Vivem-se momentos de tensão na Águas do Mondego, S.A., empresa que resulta da parceria entre a empresa pública Águas de Portugal (AdP), com 51% das ações, e os municípios de Ansião, Arganil, Coimbra, Condeixa, Góis, Leiria, Lousã, Mealhada, Mira, Miranda do Corvo, Penacova, Penela e Vila Nova de Poiares os quais, além de acionistas, são também utilizadores do sistema.

A assembleia-geral da AdM decidiu distribuir dividendos, de cerca de 1,4 milhões de euros, pelos acionistas com capital social na sociedade, apesar do voto contra dos municípios que integram a empresa.

Os autarcas entendem que este valor deveria ser aplicado em investimentos ou na “redução das tarifas” da água ou da dívida da empresa, referiu o presidente da Câmara Municipal de Coimbra, Manuel Machado.

Ainda que o endividamento da AdM tenha aumentado e que existam “investimentos comprovadamente necessários”, alguns dos quais contratualizados, que continuam adiados, “o acionista maioritário [a AdP], por orientação do Governo, propôs e votou a distribuição de dividendos”, esclareceu o autarca.

Presidentes das autarquias abandonam assembleia geral

Perante uma "postura centralista, não aberta ao diálogo" por parte da AdP, que agiu de "forma ditatorial e imperativa", os autarcas não tiveram "outra solução que não a de abandonar" a reunião, lamentou o presidente da Câmara Municipal de Coimbra, avançando que a decisão foi tomada na sequência da deliberação de suspender a assembleia, que foi proposta e votada favoravelmente pela empresa pública.

“Os representantes dos acionistas municipais ficaram indignados” com a apresentação, “de forma intempestiva”, de uma proposta de “suspensão da assembleia e de não eleição dos órgãos sociais, de não tratar de assuntos de relevante interesse para a sociedade” e de discutir e de “poder deliberar sobre as orientações estratégicas da empresa”, referiu Manuel Machado.
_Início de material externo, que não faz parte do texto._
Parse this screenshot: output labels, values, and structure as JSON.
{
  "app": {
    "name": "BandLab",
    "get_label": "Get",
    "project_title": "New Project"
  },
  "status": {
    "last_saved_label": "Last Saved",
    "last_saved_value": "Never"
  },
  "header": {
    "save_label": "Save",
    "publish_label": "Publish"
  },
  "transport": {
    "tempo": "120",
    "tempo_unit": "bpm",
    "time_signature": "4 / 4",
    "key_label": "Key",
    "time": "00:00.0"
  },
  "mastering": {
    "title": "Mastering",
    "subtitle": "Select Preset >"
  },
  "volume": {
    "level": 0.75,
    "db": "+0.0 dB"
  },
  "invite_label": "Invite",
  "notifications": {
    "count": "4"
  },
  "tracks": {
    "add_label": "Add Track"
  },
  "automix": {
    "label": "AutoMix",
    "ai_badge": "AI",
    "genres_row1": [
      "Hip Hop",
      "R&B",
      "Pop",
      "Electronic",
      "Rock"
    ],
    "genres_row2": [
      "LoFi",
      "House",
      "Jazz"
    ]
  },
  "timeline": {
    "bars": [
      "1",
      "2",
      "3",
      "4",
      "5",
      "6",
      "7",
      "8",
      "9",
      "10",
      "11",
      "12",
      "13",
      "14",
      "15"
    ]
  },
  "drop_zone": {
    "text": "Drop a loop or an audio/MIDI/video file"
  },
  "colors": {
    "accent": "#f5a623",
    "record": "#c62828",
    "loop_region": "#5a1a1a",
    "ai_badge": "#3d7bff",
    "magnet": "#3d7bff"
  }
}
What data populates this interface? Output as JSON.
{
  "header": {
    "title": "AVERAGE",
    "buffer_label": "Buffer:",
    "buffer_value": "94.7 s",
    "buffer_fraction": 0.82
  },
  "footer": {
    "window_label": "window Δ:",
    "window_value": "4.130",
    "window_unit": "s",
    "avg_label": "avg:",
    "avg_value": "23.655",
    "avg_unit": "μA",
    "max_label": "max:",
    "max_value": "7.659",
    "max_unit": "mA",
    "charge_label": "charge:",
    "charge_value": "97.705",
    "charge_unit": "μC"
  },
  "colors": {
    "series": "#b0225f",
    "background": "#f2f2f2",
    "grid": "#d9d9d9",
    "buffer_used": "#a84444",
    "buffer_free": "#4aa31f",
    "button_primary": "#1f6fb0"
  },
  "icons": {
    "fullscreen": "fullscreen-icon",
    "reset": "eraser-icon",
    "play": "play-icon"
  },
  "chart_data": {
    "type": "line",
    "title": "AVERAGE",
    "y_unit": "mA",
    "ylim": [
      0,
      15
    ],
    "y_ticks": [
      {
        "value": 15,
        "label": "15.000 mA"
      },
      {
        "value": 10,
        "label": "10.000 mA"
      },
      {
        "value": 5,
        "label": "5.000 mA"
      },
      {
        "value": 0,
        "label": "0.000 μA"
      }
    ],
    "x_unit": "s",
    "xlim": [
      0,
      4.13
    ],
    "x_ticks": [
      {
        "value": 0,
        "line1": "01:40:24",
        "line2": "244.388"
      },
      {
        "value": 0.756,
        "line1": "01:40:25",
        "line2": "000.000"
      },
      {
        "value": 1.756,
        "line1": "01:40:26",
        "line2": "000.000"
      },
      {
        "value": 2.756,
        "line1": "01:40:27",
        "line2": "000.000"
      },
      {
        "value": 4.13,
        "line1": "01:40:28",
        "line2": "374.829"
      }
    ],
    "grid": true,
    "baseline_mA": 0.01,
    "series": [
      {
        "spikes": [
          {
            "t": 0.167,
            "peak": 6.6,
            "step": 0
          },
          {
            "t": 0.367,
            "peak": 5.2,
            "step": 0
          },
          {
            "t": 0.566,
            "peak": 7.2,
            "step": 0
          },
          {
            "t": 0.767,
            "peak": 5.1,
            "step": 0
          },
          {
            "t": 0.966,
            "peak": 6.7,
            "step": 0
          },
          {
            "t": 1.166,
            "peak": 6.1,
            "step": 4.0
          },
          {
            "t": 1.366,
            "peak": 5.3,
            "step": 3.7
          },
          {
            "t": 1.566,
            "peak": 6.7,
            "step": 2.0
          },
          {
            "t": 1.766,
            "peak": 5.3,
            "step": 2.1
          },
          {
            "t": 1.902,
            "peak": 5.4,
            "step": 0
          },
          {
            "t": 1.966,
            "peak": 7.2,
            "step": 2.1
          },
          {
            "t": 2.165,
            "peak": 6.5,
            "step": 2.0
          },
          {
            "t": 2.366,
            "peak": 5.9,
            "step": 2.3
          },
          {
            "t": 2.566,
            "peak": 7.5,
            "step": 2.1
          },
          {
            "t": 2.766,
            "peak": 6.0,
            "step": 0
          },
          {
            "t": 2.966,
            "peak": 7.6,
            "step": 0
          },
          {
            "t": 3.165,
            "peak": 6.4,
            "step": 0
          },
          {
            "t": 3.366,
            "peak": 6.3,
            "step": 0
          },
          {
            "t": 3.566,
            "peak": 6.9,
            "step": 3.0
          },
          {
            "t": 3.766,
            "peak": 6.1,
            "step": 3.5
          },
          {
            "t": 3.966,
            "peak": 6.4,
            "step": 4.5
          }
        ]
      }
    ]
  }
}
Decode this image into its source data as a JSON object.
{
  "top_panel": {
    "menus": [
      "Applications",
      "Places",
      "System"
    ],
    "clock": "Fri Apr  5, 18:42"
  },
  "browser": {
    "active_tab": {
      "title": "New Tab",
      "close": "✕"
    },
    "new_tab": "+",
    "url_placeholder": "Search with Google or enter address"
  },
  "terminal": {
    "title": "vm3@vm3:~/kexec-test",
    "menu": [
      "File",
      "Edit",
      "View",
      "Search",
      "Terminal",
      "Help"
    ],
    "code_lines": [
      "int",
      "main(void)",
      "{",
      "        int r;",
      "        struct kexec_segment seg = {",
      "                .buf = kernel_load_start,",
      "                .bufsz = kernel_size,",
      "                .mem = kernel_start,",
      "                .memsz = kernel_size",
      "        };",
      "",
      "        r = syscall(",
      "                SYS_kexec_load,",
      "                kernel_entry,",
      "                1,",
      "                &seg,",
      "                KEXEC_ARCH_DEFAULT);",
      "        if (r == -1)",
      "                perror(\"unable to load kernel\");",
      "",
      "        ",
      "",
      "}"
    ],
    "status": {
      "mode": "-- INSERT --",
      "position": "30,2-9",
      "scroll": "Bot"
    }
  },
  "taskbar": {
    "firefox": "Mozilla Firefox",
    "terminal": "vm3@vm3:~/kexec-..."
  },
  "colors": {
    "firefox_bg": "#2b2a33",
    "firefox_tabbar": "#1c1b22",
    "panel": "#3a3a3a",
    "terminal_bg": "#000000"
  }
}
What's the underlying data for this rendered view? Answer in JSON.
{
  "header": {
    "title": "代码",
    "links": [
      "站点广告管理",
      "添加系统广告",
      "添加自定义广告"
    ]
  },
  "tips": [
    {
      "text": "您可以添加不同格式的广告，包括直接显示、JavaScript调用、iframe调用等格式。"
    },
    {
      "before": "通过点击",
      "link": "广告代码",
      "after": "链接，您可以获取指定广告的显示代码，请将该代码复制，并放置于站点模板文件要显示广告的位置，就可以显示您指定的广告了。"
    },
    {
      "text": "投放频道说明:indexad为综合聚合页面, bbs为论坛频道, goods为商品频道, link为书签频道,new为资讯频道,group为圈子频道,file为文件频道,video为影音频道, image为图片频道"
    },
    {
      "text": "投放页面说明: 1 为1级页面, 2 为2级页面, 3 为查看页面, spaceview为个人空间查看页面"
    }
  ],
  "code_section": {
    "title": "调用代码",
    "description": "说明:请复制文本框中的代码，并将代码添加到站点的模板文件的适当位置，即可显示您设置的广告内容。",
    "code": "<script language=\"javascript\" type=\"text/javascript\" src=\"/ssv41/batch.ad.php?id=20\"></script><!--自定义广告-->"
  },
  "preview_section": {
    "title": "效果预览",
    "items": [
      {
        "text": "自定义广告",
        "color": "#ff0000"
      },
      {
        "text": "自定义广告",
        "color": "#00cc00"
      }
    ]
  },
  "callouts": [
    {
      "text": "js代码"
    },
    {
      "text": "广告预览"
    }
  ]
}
Trata-se de “uma desconsideração que de todo se repele e que não se pode aceitar”, frisou o autarca, assinalando que o comportamento da AdP se terá ficado a dever “a orientações da tutela, segundo foi referido” durante a reunião.

Segundo avançou Manuel Machado, a AdM, através da AdP, pôs o ministro da tutela e a Entidade Reguladora dos Serviços de Águas e Resíduos ao corrente do seu plano de investimento mas recusou partilhar essa informação com os representantes dos municípios, que detêm 49% das ações da empresa.